Yargıtay Kararı 8. Hukuk Dairesi 2014/7955 E. 2015/11662 K. 25.05.2015 T.

YARGITAY KARARI
DAİRE : 8. Hukuk Dairesi
ESAS NO : 2014/7955
KARAR NO : 2015/11662
KARAR TARİHİ : 25.05.2015

MAHKEMESİ : Asliye Hukuk Mahkemesi
DAVA TÜRÜ : Muhdesatın tespiti

…. ile ….. ve müşterekleri aralarındaki muhdesatın tespiti davasının kabulüne dair .. Asliye Hukuk Mahkemesi’nden verilen 04.11.2013 gün ve 152/354 sayılı hükmün Yargıtay’ca incelenmesi davalı . oğlu) kayyım vekili tarafından süresinde istenilmiş olmakla; dosya incelendi, gereği düşünüldü:

K A R A R

Davacı vekili, tarafların paydaşı olduğu 194 ada 13 parsel sayılı taşınmaz üzerinde bulunan evin ve ahırın davacı tarafından meydana getirildiğini açıklayarak bu hususun tespiti ile tapunun beyanlar hanesine şerh verilmesine karar verilmesini istemiştir.
Davalılardan.. payı için atanan kayyım vekili, davanın reddini savunmuş; diğer davalılar bir savunma getirmemişlerdir.
Mahkemece, davanın kabulüne karar verilmesi üzerine; hüküm, kayyım vekili tarafından temyiz edilmiştir.
Hemen belirtmek gerekir ki; muhdesatın tespiti davaları kendine özgü davalardan olup, dava sonucunda oluşacak ilamın icra ve infaz kabiliyeti bulunmamaktadır. Bunun doğal sonucu olarak bu davaların uygulama alanı sınırlıdır. Taşınmaz hakkında açılmış bir ortaklığın giderilmesi davası ya da kamulaştırma işlemi bulunmadığı takdirde bu dava görülemez. Bunun dışındaki durumlarda davacının muhdesatın tespiti davası açmakta hukuki yararının bulunmadığı kuşkusuzdur. Bu güncel hukuki yararın sadece davanın açıldığı tarihte değil, tahkikatın bitimi ve hükmün verilmesine kadar devamı gereklidir.
Somut olaya gelince; eldeki davanın açıldığı sırada hukuki yararın varlığına dayanak teşkil eden taraflar arasındaki ortaklığın giderilmesi davası, tahkikat sona ermeden, 02.05.2013 tarihinde açılmamış sayılmasına karar verilerek (HMK.m.150/5) sonuçlanmış, böylece davacının hukuki yararı ortadan kalkmıştır.
O halde, davacının güncel hukuki yararının ortadan kalkması nedeniyle davanın usulden reddine (HMK.m.115) karar verilmesi gerekir. Bu yönün gözetilmemesi usul ve yasaya aykırı olduğundan kararın bozulması gerekmiştir.

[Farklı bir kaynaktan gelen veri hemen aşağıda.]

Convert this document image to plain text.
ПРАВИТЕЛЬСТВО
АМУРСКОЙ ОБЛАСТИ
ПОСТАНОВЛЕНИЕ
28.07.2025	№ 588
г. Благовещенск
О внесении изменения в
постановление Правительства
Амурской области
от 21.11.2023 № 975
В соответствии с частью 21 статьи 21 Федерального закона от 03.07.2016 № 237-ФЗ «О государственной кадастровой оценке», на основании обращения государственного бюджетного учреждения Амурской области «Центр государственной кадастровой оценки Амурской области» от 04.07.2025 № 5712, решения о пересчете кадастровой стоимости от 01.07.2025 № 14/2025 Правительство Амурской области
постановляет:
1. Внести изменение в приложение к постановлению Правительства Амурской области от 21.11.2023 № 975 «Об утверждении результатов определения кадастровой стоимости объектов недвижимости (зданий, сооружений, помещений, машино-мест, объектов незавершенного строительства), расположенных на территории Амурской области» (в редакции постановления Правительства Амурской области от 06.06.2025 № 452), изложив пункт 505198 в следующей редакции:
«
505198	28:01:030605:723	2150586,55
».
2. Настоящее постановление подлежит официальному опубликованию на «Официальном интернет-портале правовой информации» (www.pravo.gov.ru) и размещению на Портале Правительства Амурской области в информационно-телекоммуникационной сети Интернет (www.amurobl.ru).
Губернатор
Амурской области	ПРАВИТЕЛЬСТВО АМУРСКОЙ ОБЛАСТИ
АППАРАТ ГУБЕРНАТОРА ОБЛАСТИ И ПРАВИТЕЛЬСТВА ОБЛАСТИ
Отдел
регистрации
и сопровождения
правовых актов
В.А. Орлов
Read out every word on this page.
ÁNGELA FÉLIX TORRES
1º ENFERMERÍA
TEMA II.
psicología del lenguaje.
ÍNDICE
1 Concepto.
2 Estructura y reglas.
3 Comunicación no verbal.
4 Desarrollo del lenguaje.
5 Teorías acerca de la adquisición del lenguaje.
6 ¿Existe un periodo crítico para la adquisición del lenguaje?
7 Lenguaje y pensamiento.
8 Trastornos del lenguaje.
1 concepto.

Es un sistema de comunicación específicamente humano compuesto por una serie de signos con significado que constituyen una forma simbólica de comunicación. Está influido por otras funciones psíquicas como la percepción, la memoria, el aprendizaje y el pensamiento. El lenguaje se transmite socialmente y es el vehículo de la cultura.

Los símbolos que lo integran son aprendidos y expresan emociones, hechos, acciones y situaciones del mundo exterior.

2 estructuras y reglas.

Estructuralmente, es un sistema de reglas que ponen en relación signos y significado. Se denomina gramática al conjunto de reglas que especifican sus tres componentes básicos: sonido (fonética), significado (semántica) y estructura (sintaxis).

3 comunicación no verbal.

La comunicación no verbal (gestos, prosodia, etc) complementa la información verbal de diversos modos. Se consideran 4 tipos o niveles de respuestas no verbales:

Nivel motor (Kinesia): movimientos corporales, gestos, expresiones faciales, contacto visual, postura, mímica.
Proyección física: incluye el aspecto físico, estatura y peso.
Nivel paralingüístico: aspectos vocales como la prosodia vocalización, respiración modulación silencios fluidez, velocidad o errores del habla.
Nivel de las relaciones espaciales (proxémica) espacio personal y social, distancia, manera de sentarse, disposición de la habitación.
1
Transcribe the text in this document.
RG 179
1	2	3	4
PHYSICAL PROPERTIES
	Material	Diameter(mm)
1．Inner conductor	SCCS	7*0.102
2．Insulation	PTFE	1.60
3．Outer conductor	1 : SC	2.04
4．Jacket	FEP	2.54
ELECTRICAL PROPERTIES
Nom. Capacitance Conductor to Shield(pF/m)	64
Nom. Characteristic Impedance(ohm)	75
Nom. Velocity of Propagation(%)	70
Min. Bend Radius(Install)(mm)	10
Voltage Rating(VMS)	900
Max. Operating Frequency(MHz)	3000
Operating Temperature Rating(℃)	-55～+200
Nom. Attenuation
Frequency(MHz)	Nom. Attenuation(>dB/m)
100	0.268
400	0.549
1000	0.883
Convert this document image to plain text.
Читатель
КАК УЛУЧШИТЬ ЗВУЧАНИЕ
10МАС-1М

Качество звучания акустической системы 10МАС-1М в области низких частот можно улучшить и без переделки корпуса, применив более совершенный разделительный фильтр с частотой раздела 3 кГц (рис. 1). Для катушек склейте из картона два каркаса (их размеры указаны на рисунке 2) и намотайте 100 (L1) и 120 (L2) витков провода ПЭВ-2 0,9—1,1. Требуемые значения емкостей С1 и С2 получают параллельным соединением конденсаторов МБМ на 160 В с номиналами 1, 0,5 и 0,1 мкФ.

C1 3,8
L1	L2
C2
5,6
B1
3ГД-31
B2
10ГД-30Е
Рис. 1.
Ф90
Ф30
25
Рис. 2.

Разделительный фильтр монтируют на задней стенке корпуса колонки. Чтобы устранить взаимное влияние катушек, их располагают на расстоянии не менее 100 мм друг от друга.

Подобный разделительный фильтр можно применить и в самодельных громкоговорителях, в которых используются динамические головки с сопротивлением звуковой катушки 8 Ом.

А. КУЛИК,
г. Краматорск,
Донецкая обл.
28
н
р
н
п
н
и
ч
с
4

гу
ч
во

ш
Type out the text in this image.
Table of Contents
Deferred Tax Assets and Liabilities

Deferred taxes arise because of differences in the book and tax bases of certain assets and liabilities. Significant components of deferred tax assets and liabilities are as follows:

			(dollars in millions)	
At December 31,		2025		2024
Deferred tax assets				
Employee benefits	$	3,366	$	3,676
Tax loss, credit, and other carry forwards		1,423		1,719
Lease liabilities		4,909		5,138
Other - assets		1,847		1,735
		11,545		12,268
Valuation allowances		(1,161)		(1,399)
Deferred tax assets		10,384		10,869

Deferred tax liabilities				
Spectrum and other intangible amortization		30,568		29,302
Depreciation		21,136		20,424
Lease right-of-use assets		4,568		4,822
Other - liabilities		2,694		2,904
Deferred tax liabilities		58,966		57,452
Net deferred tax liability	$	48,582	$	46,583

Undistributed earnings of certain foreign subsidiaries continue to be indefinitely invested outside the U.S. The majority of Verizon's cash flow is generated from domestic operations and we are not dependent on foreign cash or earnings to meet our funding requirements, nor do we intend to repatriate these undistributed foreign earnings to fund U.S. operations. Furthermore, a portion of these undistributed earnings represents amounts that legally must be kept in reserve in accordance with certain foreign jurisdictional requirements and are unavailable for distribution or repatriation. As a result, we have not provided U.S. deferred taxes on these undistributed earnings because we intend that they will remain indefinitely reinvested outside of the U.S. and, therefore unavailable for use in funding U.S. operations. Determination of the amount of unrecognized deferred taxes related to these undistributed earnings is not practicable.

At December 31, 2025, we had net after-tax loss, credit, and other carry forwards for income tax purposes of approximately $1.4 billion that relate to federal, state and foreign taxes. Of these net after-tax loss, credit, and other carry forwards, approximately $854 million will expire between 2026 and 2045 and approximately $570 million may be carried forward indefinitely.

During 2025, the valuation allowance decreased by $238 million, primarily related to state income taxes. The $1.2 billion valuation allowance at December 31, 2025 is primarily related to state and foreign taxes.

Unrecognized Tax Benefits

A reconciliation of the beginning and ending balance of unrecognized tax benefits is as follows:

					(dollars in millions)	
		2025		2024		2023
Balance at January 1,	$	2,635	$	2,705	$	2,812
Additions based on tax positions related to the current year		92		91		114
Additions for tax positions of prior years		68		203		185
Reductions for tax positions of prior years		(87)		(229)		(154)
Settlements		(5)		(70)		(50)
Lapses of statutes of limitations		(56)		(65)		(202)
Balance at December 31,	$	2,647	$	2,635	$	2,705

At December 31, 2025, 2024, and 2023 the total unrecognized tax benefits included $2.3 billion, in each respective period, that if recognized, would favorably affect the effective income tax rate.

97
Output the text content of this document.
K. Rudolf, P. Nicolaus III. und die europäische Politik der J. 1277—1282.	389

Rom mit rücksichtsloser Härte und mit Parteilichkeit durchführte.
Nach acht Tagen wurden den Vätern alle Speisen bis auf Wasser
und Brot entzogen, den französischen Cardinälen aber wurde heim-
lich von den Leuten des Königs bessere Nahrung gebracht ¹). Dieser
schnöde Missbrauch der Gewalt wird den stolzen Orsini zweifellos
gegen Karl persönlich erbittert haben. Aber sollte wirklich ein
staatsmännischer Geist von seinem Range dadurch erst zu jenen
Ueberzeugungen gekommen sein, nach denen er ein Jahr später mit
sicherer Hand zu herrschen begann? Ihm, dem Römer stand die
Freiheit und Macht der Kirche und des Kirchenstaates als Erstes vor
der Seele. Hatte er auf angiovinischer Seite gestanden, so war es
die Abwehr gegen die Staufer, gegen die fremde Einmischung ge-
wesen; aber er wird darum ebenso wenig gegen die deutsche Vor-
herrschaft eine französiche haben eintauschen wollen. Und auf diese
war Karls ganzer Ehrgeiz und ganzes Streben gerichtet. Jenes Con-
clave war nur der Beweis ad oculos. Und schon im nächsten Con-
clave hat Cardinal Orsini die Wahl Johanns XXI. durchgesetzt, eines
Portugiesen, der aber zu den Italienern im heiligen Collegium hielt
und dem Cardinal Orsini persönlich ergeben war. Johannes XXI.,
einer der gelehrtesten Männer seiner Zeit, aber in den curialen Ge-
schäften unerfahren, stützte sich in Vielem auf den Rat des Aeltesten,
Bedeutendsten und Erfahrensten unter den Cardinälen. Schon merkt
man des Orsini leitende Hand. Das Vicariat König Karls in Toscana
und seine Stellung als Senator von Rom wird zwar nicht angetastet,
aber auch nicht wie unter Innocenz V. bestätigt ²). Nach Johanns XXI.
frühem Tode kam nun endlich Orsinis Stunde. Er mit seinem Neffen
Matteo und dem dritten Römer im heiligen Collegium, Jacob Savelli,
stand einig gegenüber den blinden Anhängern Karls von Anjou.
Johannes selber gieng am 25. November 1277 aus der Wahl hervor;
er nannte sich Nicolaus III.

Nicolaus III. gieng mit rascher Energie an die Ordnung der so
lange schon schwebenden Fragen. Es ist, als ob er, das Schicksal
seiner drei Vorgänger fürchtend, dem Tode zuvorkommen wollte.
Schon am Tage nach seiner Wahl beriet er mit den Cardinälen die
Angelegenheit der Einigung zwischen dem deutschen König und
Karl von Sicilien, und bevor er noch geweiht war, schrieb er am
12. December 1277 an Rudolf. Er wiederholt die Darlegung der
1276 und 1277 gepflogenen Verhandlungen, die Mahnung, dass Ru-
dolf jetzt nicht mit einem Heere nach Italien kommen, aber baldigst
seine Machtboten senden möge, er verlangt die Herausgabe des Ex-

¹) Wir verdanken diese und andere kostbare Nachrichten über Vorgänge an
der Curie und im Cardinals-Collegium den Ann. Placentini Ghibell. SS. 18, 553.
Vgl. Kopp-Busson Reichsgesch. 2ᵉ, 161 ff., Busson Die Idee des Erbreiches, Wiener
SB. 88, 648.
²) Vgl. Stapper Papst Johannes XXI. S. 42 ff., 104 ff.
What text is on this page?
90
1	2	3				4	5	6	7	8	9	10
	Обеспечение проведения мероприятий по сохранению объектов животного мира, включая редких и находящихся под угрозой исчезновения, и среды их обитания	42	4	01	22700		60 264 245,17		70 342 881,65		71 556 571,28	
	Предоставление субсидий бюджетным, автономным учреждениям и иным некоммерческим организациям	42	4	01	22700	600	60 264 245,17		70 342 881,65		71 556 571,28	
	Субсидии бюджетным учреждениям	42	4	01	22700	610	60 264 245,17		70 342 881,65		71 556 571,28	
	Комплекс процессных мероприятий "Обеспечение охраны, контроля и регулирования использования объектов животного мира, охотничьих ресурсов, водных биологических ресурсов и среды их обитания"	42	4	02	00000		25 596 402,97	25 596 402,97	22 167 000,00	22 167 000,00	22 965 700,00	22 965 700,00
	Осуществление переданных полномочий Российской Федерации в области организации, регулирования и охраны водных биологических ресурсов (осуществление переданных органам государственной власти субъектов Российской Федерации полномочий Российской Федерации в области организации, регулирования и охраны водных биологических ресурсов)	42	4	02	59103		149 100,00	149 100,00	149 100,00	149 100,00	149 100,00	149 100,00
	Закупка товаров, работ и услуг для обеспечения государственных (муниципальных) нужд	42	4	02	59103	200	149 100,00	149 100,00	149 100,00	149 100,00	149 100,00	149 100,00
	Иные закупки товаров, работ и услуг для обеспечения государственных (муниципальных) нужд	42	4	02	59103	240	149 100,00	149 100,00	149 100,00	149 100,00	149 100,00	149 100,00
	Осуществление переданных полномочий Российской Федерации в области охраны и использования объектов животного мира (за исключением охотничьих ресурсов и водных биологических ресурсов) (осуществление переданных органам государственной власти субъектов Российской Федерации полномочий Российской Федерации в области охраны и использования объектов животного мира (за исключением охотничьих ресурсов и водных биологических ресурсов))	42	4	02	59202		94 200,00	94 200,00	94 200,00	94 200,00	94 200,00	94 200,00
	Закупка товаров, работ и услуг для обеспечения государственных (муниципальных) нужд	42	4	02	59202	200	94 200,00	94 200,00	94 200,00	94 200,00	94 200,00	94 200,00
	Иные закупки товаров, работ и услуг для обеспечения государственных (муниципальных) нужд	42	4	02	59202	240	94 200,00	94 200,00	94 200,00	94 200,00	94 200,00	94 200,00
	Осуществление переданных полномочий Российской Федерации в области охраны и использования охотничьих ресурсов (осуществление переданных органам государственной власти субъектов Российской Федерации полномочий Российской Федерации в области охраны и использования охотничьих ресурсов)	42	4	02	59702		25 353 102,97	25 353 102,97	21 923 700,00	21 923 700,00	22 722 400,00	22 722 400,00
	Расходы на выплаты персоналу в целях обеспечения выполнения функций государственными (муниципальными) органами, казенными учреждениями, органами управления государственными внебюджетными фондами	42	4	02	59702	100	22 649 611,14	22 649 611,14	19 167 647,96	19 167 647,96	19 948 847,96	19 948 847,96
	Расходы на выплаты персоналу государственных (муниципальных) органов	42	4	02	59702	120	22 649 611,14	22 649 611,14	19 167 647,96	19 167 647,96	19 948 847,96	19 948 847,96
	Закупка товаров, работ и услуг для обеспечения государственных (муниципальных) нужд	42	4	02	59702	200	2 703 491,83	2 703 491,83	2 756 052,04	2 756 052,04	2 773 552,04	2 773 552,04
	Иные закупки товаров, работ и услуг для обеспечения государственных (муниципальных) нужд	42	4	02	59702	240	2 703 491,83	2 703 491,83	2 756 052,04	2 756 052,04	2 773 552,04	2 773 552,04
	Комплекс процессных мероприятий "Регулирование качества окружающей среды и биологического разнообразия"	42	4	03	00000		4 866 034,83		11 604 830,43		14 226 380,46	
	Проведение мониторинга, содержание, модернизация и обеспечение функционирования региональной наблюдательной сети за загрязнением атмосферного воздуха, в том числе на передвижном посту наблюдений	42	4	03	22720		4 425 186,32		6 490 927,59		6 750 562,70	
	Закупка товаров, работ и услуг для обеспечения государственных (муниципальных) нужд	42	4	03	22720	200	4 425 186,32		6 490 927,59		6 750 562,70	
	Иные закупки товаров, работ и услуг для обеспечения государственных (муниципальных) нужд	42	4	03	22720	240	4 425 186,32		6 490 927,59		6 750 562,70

SONUÇ: Kayyım vekilinin temyiz itirazları yukarıda açıklanan nedenle yerinde olduğundan kabulüyle hükmün BOZULMASINA, taraflarca HUMK’nun 388/4. (HMK m.297/ç) ve HUMK’nun 440/I maddeleri gereğince Yargıtay Daire ilamının tebliğinden itibaren ilama karşı 15 gün içinde karar düzeltme isteğinde bulunulabileceğine ve peşin harcın istek halinde temyiz edene iadesine, 25.05.2015 tarihinde oybirliğiyle karar verildi.